The issue is a proposal by Texas-based Torch Renewable Energy LLC to erect 40 industrial wind turbines 492.1 feet high and a solar panel farm on 50-75 acres between Little Deep Creek and Little Deep Road near Newport.
For Carteret County and eastern North Carolina, two issues are paramount. First is the future of the Cherry Point Marine Corps Air Base, a Marine Corps bastion of national defense and the major employer in eastern North Carolina.
Second is quality of life in Carteret County and its neighbors.
As we’ve stated before, were the airspace surrounding the Cherry Point Marine Corps Air Base to be endangered by the wind turbines, it would make the base a likely candidate for base closure as a casualty of BRAC. The nation’s national defense notwithstanding, at an annual loss of $2 billion, eastern North Carolina would be devastated.
Other studies regarding the erection of industrial wind turbines in Carteret County conservatively peg tourism and agricultural losses at $13 million, plus a loss of more than 100 jobs.

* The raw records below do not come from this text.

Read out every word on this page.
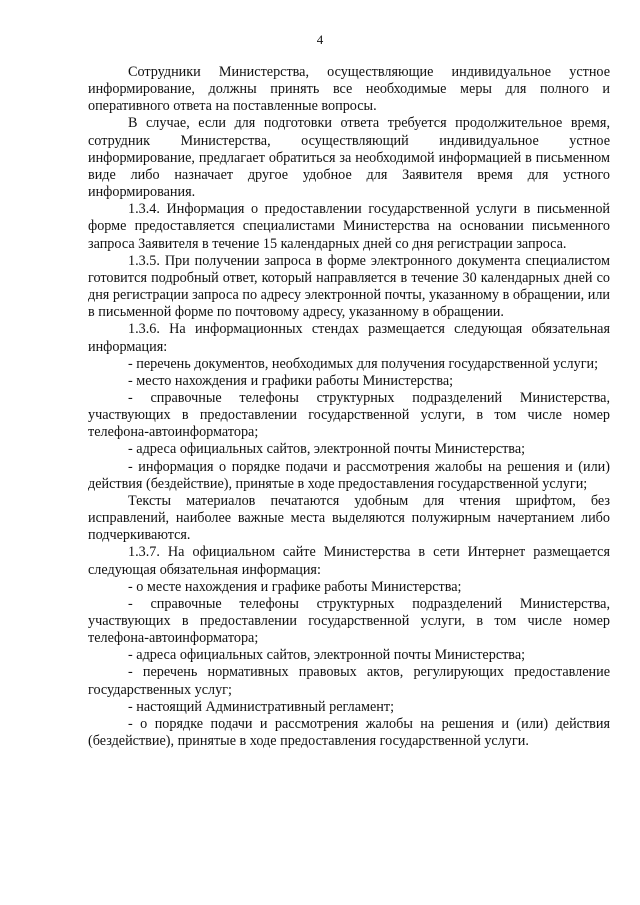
4

Сотрудники Министерства, осуществляющие индивидуальное устное информирование, должны принять все необходимые меры для полного и оперативного ответа на поставленные вопросы.

В случае, если для подготовки ответа требуется продолжительное время, сотрудник Министерства, осуществляющий индивидуальное устное информирование, предлагает обратиться за необходимой информацией в письменном виде либо назначает другое удобное для Заявителя время для устного информирования.

1.3.4. Информация о предоставлении государственной услуги в письменной форме предоставляется специалистами Министерства на основании письменного запроса Заявителя в течение 15 календарных дней со дня регистрации запроса.

1.3.5. При получении запроса в форме электронного документа специалистом готовится подробный ответ, который направляется в течение 30 календарных дней со дня регистрации запроса по адресу электронной почты, указанному в обращении, или в письменной форме по почтовому адресу, указанному в обращении.

1.3.6. На информационных стендах размещается следующая обязательная информация:

- перечень документов, необходимых для получения государственной услуги;

- место нахождения и графики работы Министерства;

- справочные телефоны структурных подразделений Министерства, участвующих в предоставлении государственной услуги, в том числе номер телефона-автоинформатора;

- адреса официальных сайтов, электронной почты Министерства;

- информация о порядке подачи и рассмотрения жалобы на решения и (или) действия (бездействие), принятые в ходе предоставления государственной услуги;

Тексты материалов печатаются удобным для чтения шрифтом, без исправлений, наиболее важные места выделяются полужирным начертанием либо подчеркиваются.

1.3.7. На официальном сайте Министерства в сети Интернет размещается следующая обязательная информация:

- о месте нахождения и графике работы Министерства;

- справочные телефоны структурных подразделений Министерства, участвующих в предоставлении государственной услуги, в том числе номер телефона-автоинформатора;

- адреса официальных сайтов, электронной почты Министерства;

- перечень нормативных правовых актов, регулирующих предоставление государственных услуг;

- настоящий Административный регламент;

- о порядке подачи и рассмотрения жалобы на решения и (или) действия (бездействие), принятые в ходе предоставления государственной услуги.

There would also be a net tax loss for the county and Newport as property near the turbines would depreciate, as would the resale value of homes near the turbines.
None of these scenarios are in the best interest of Carteret County or eastern North Carolina.

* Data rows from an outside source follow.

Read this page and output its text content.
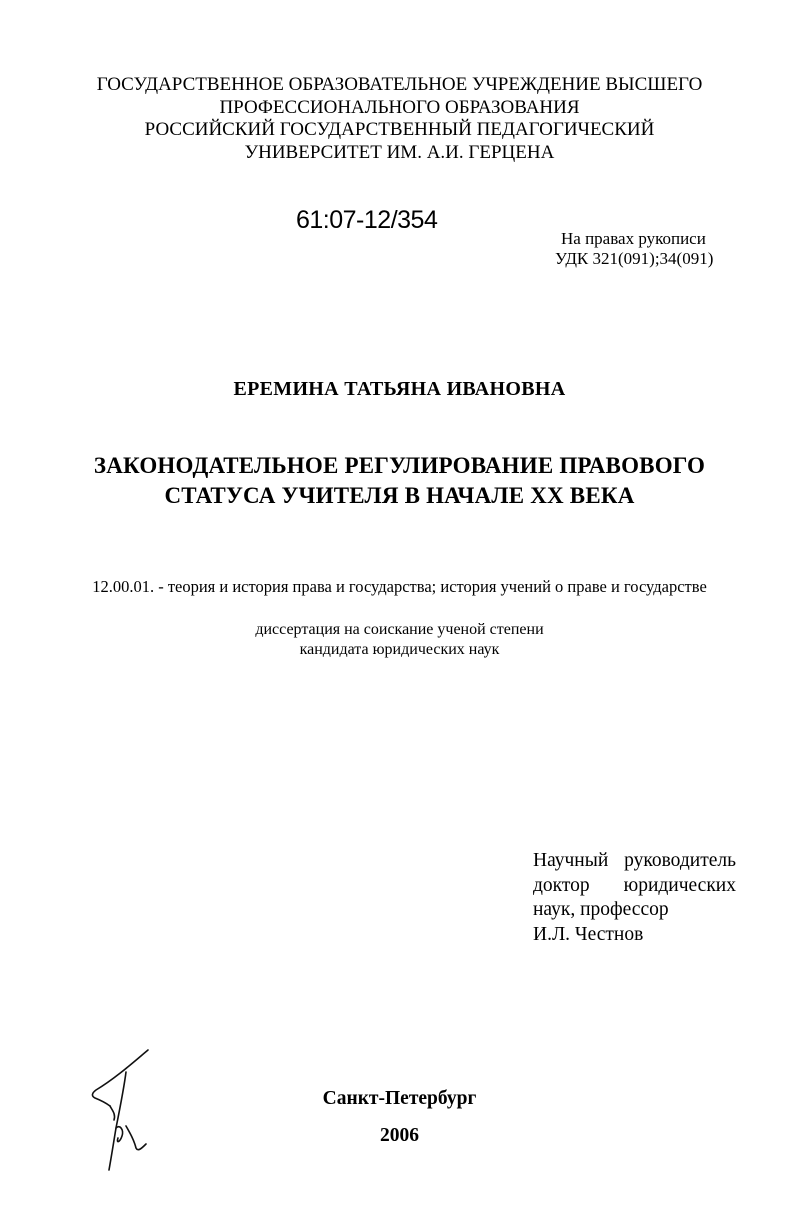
ГОСУДАРСТВЕННОЕ ОБРАЗОВАТЕЛЬНОЕ УЧРЕЖДЕНИЕ ВЫСШЕГО
ПРОФЕССИОНАЛЬНОГО ОБРАЗОВАНИЯ
РОССИЙСКИЙ ГОСУДАРСТВЕННЫЙ ПЕДАГОГИЧЕСКИЙ
УНИВЕРСИТЕТ ИМ. А.И. ГЕРЦЕНА
61:07-12/354
На правах рукописи
УДК 321(091);34(091)
ЕРЕМИНА ТАТЬЯНА ИВАНОВНА
ЗАКОНОДАТЕЛЬНОЕ РЕГУЛИРОВАНИЕ ПРАВОВОГО
СТАТУСА УЧИТЕЛЯ В НАЧАЛЕ XX ВЕКА
12.00.01. - теория и история права и государства; история учений о праве и государстве
диссертация на соискание ученой степени
кандидата юридических наук
Научный руководитель
доктор юридических
наук, профессор
И.Л. Честнов
Санкт-Петербург
2006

In Thursday’s meeting, Rocky Ray, vice president of development for Torch, said the company is negotiating with Cherry Point officials to mitigate any possible airspace encroachment.
Mitigating defined means to make the process, or the issue at hand, less grievous or less bad, which is far from being solved or fixed.
Military spokesmen have made it very clear that mitigated issues will be a negative score during a BRAC evaluation, and when the Pentagon is told to reduce spending by $50 billion annually a possible mitigation would be to close Cherry Point.
Couple this with President Obama’s push for renewable energy and his penchant to reward states that voted for him (North Carolina gave Gov. Romney 51% of its vote in 2013), and it’s clear that the future of Cherry Point isn’t set in concrete. Industrial wind turbines infringing on its airspace make it precarious.
Those who think this isn’t possible are smoking what is now legal in Colorado.
Carteret County’s elected officials, as well as North Carolina’s, must comprehend the gravity of what is proposed and the damage it would do to the state and nation and stop it.